We consider the lyndon hochschild serre spectral sequence with if, coefficients for a central extension with kernel cyclic of order a power of p and arbitrary discrete quotient group. Transfer map and hochschildserre spectral sequences. G k\subset g a normal subgroup and a a a left g gmodule. With an eye towards applications in padic hodge theory, we extend this to some cases where h is not subnormal, assuming that the g. It is legitimate to ask whether the e 2page of our spectral sequence 1 coincides with that of 2. Let g be a pgroup with frattini subgroup z of order p, and let e r g be the hochschildserre spectral sequence corresponding to the central extension of z representing g. In the second chapter, we construct the serre spectral sequence of a.

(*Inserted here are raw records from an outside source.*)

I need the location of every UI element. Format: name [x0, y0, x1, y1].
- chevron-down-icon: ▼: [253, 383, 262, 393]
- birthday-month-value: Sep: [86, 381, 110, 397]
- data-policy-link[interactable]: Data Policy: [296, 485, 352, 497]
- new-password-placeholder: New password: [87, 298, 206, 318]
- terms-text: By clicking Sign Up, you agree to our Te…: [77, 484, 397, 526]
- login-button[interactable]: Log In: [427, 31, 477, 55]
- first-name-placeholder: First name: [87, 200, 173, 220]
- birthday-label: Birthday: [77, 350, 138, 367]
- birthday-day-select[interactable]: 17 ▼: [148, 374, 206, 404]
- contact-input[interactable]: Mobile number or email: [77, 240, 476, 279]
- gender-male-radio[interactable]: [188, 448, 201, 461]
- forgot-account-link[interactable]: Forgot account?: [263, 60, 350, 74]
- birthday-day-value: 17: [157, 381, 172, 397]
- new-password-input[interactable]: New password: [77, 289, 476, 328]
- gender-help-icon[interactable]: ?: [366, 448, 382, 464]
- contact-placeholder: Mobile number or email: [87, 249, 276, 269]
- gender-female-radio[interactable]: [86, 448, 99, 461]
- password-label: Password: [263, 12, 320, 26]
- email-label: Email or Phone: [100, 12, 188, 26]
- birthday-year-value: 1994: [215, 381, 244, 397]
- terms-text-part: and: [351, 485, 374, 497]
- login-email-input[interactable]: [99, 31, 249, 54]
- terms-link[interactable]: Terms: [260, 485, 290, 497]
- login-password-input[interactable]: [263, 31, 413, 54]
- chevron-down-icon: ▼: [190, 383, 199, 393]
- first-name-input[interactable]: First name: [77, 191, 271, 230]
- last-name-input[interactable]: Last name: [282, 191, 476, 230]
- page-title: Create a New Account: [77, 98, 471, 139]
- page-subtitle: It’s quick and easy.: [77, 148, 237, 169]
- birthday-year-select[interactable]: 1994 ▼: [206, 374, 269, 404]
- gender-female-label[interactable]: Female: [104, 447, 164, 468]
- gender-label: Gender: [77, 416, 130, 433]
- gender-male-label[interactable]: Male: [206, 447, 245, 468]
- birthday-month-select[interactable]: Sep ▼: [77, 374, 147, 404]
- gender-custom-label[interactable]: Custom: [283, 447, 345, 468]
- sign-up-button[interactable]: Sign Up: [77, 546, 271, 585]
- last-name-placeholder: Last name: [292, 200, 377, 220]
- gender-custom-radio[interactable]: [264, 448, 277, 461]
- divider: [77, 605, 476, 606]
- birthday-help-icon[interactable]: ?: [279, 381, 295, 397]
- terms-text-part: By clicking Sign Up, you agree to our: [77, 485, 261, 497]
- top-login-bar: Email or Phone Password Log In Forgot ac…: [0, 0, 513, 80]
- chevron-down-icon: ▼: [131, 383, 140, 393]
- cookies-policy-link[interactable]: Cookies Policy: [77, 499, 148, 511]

Second, we use an implementation of the multiplicative structure of the lyndonhochschildserre spectral sequence for determining how much of a projective resolution needs to be computed in order to obtain a presentation of the cohomology ring. A generalization of the lyndon hochschildserre spectral sequence for polynomial cohomology a dissertation submitted to the faculty of purdue university by bobby william ramsey, jr. Kathryn hessbellwald supervisedby marc stephan academic year. A generalization of the lyndonhochschildserre spectral sequence for polynomial cohomology a dissertation submitted to the faculty of purdue university by bobby william ramsey, jr. Also, sketch of proofs of the two rst spectral sequences are included and the ltrations employed are. In many cases our cohomology agrees with that constructed by. The algebra is kept fairly simple here, and most of the discussion is about computing the homology of a double complex, and constructing the lyndonhochschildserre spectral sequence. Convergence proofs 12 references 15 this chapter contains those. It turns out that 5 is compatible with the hochschild serre filtrations on ck and.
A lyndon hochschild serre spectral sequence 3 arising from functoriality are maps of commutative s0algebras. Lyndonhochschildserre spectral sequence in group cohomology. A lyndonhochschildserre spectral sequence 3 arising from functoriality are maps of commutative s0algebras. For this spectral sequence the second and third differentials are known, and we give a description for the fourth differential.